Spark can handle big "big data". There are known issues with informing the
user about what went wrong and how to fix it that we're actively working
on, but the first impulse when a job fails should be "what did I do wrong"
rather than "Spark can't handle this workload". Messaging is a huge part in
making this clear -- getting things like a job hanging or an out of memory
error can be very difficult to debug, and improving this is one of our
highest priorties.


On Tue, Jul 8, 2014 at 12:47 PM, Reynold Xin <rxin@databricks.com> wrote:

> Not sure exactly what is happening but perhaps there are ways to
> restructure your program for it to work better. Spark is definitely able to
> handle much, much larger workloads.
>
> I've personally run a workload that shuffled 300 TB of data. I've also ran
> something that shuffled 5TB/node and stuffed my disks fairly full that the
> file system is close to breaking.
>
> We can definitely do a better job in Spark to make it output more
> meaningful diagnosis and more robust with partitions of data that don't fit
> in memory though. A lot of the work in the next few releases will be on
> that.
>
>
>
> On Tue, Jul 8, 2014 at 10:04 AM, Surendranauth Hiraman <
> suren.hiraman@velos.io> wrote:
>
>> I'll respond for Dan.
>>
>> Our test dataset was a total of 10 GB of input data (full production
>> dataset for this particular dataflow would be 60 GB roughly).
>>
>> I'm not sure what the size of the final output data was but I think it
>> was on the order of 20 GBs for the given 10 GB of input data. Also, I can
>> say that when we were experimenting with persist(DISK_ONLY), the size of
>> all RDDs on disk was around 200 GB, which gives a sense of overall
>> transient memory usage with no persistence.
>>
>> In terms of our test cluster, we had 15 nodes. Each node had 24 cores and
>> 2 workers each. Each executor got 14 GB of memory.
>>
>> -Suren
>>
>>
>>
>> On Tue, Jul 8, 2014 at 12:06 PM, Kevin Markey <kevin.markey@oracle.com>
>> wrote:
>>
>>>  When you say "large data sets", how large?
>>> Thanks
>>>
>>>
>>> On 07/07/2014 01:39 PM, Daniel Siegmann wrote:
>>>
>>>  From a development perspective, I vastly prefer Spark to MapReduce.
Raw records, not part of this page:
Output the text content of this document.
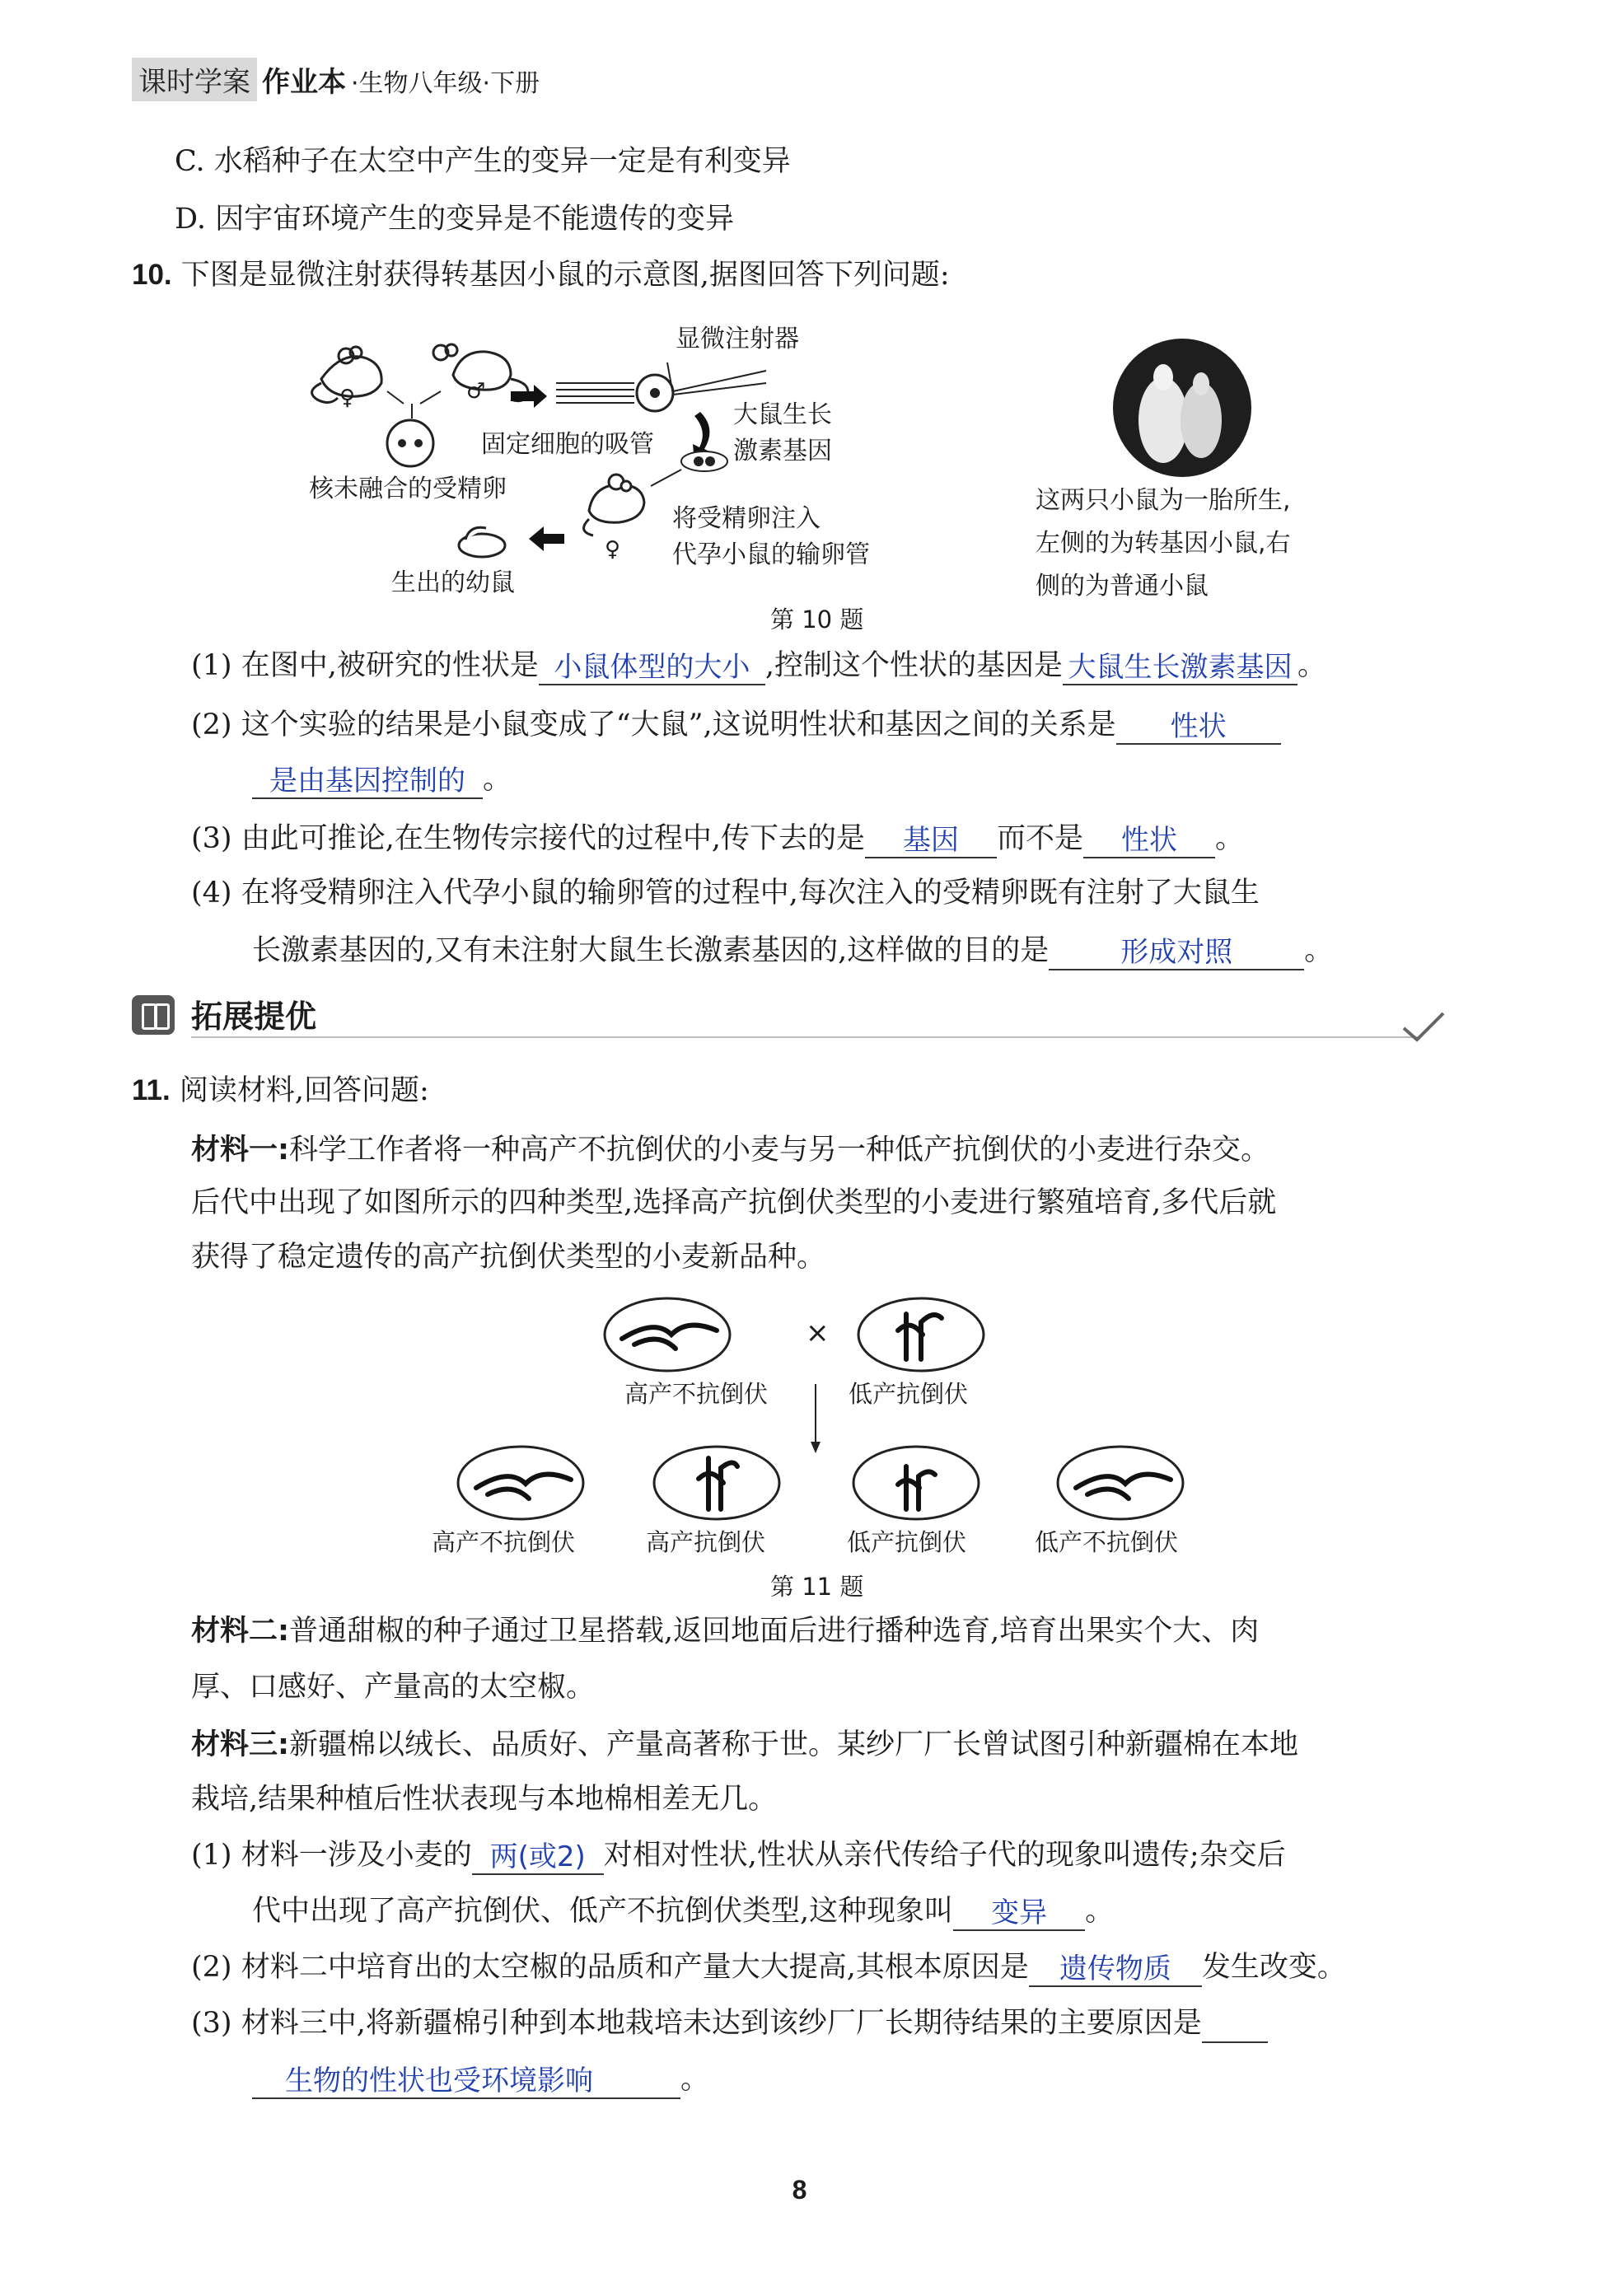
课时学案 作业本 ·生物八年级·下册
C. 水稻种子在太空中产生的变异一定是有利变异
D. 因宇宙环境产生的变异是不能遗传的变异
10. 下图是显微注射获得转基因小鼠的示意图,据图回答下列问题:
显微注射器
大鼠生长
激素基因
固定细胞的吸管
核未融合的受精卵
将受精卵注入
代孕小鼠的输卵管
生出的幼鼠
♀	♂
♀
这两只小鼠为一胎所生,
左侧的为转基因小鼠,右
侧的为普通小鼠
第 10 题
(1) 在图中,被研究的性状是 小鼠体型的大小 ,控制这个性状的基因是 大鼠生长激素基因 。
(2) 这个实验的结果是小鼠变成了“大鼠”,这说明性状和基因之间的关系是 性状
是由基因控制的 。
(3) 由此可推论,在生物传宗接代的过程中,传下去的是 基因 而不是 性状 。
(4) 在将受精卵注入代孕小鼠的输卵管的过程中,每次注入的受精卵既有注射了大鼠生
长激素基因的,又有未注射大鼠生长激素基因的,这样做的目的是	形成对照 。
拓展提优
11. 阅读材料,回答问题:
材料一:科学工作者将一种高产不抗倒伏的小麦与另一种低产抗倒伏的小麦进行杂交。
后代中出现了如图所示的四种类型,选择高产抗倒伏类型的小麦进行繁殖培育,多代后就
获得了稳定遗传的高产抗倒伏类型的小麦新品种。
×
高产不抗倒伏	低产抗倒伏
高产不抗倒伏	高产抗倒伏	低产抗倒伏	低产不抗倒伏
第 11 题
材料二:普通甜椒的种子通过卫星搭载,返回地面后进行播种选育,培育出果实个大、肉
厚、口感好、产量高的太空椒。
材料三:新疆棉以绒长、品质好、产量高著称于世。某纱厂厂长曾试图引种新疆棉在本地
栽培,结果种植后性状表现与本地棉相差无几。
(1) 材料一涉及小麦的 两(或2) 对相对性状,性状从亲代传给子代的现象叫遗传;杂交后
代中出现了高产抗倒伏、低产不抗倒伏类型,这种现象叫 变异 。
(2) 材料二中培育出的太空椒的品质和产量大大提高,其根本原因是 遗传物质 发生改变。
(3) 材料三中,将新疆棉引种到本地栽培未达到该纱厂厂长期待结果的主要原因是
生物的性状也受环境影响	。
8
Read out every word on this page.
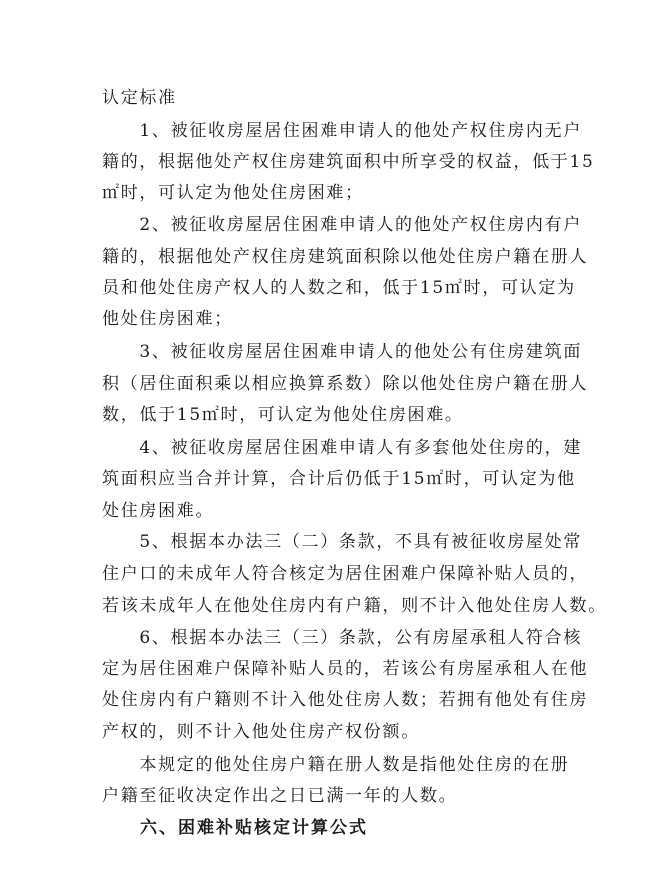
认定标准
　　1、被征收房屋居住困难申请人的他处产权住房内无户
籍的，根据他处产权住房建筑面积中所享受的权益，低于15
㎡时，可认定为他处住房困难；
　　2、被征收房屋居住困难申请人的他处产权住房内有户
籍的，根据他处产权住房建筑面积除以他处住房户籍在册人
员和他处住房产权人的人数之和，低于15㎡时，可认定为
他处住房困难；
　　3、被征收房屋居住困难申请人的他处公有住房建筑面
积（居住面积乘以相应换算系数）除以他处住房户籍在册人
数，低于15㎡时，可认定为他处住房困难。
　　4、被征收房屋居住困难申请人有多套他处住房的，建
筑面积应当合并计算，合计后仍低于15㎡时，可认定为他
处住房困难。
　　5、根据本办法三（二）条款，不具有被征收房屋处常
住户口的未成年人符合核定为居住困难户保障补贴人员的，
若该未成年人在他处住房内有户籍，则不计入他处住房人数。
　　6、根据本办法三（三）条款，公有房屋承租人符合核
定为居住困难户保障补贴人员的，若该公有房屋承租人在他
处住房内有户籍则不计入他处住房人数；若拥有他处有住房
产权的，则不计入他处住房产权份额。
　　本规定的他处住房户籍在册人数是指他处住房的在册
户籍至征收决定作出之日已满一年的人数。
　　六、困难补贴核定计算公式
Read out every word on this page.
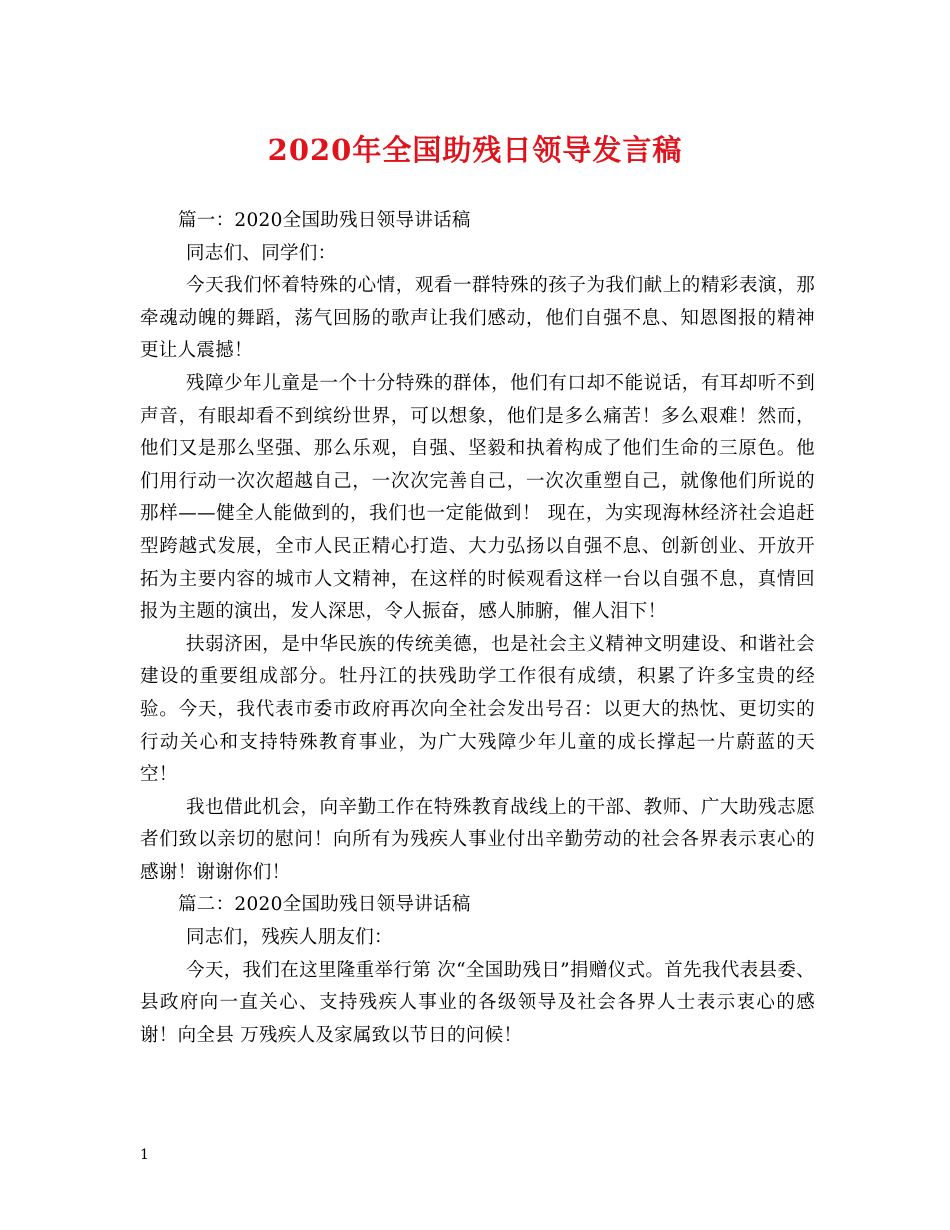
2020年全国助残日领导发言稿

篇一：2020全国助残日领导讲话稿

同志们、同学们：

今天我们怀着特殊的心情，观看一群特殊的孩子为我们献上的精彩表演，那牵魂动魄的舞蹈，荡气回肠的歌声让我们感动，他们自强不息、知恩图报的精神更让人震撼！

残障少年儿童是一个十分特殊的群体，他们有口却不能说话，有耳却听不到声音，有眼却看不到缤纷世界，可以想象，他们是多么痛苦！多么艰难！然而，他们又是那么坚强、那么乐观，自强、坚毅和执着构成了他们生命的三原色。他们用行动一次次超越自己，一次次完善自己，一次次重塑自己，就像他们所说的那样——健全人能做到的，我们也一定能做到！ 现在，为实现海林经济社会追赶型跨越式发展，全市人民正精心打造、大力弘扬以自强不息、创新创业、开放开拓为主要内容的城市人文精神，在这样的时候观看这样一台以自强不息，真情回报为主题的演出，发人深思，令人振奋，感人肺腑，催人泪下！

扶弱济困，是中华民族的传统美德，也是社会主义精神文明建设、和谐社会建设的重要组成部分。牡丹江的扶残助学工作很有成绩，积累了许多宝贵的经验。今天，我代表市委市政府再次向全社会发出号召：以更大的热忱、更切实的行动关心和支持特殊教育事业，为广大残障少年儿童的成长撑起一片蔚蓝的天空！

我也借此机会，向辛勤工作在特殊教育战线上的干部、教师、广大助残志愿者们致以亲切的慰问！向所有为残疾人事业付出辛勤劳动的社会各界表示衷心的感谢！谢谢你们！

篇二：2020全国助残日领导讲话稿

同志们，残疾人朋友们：

今天，我们在这里隆重举行第 次“全国助残日”捐赠仪式。首先我代表县委、县政府向一直关心、支持残疾人事业的各级领导及社会各界人士表示衷心的感谢！向全县 万残疾人及家属致以节日的问候！

1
>>> The MapReduce API is very constrained; Spark's API feels much more natural
>>> to me. Testing and local development is also very easy - creating a local
>>> Spark context is trivial and it reads local files. For your unit tests you
>>> can just have them create a local context and execute your flow with some
>>> test data. Even better, you can do ad-hoc work in the Spark shell and if
>>> you want that in your production code it will look exactly the same.
>>>
>>>  Unfortunately, the picture isn't so rosy when it gets to production.
>>> In my experience, Spark simply doesn't scale to the volumes that MapReduce
>>> will handle. Not with a Standalone cluster anyway - maybe Mesos or YARN
>>> would be better, but I haven't had the opportunity to try them. I find jobs
>>> tend to just hang forever for no apparent reason on large data sets (but
>>> smaller than what I push through MapReduce).
>>>
>>>  I am hopeful the situation will improve - Spark is developing quickly
>>> - but if you have large amounts of data you should proceed with caution.
>>>
>>>  Keep in mind there are some frameworks for Hadoop which can hide the
>>> ugly MapReduce with something very similar in form to Spark's API; e.g.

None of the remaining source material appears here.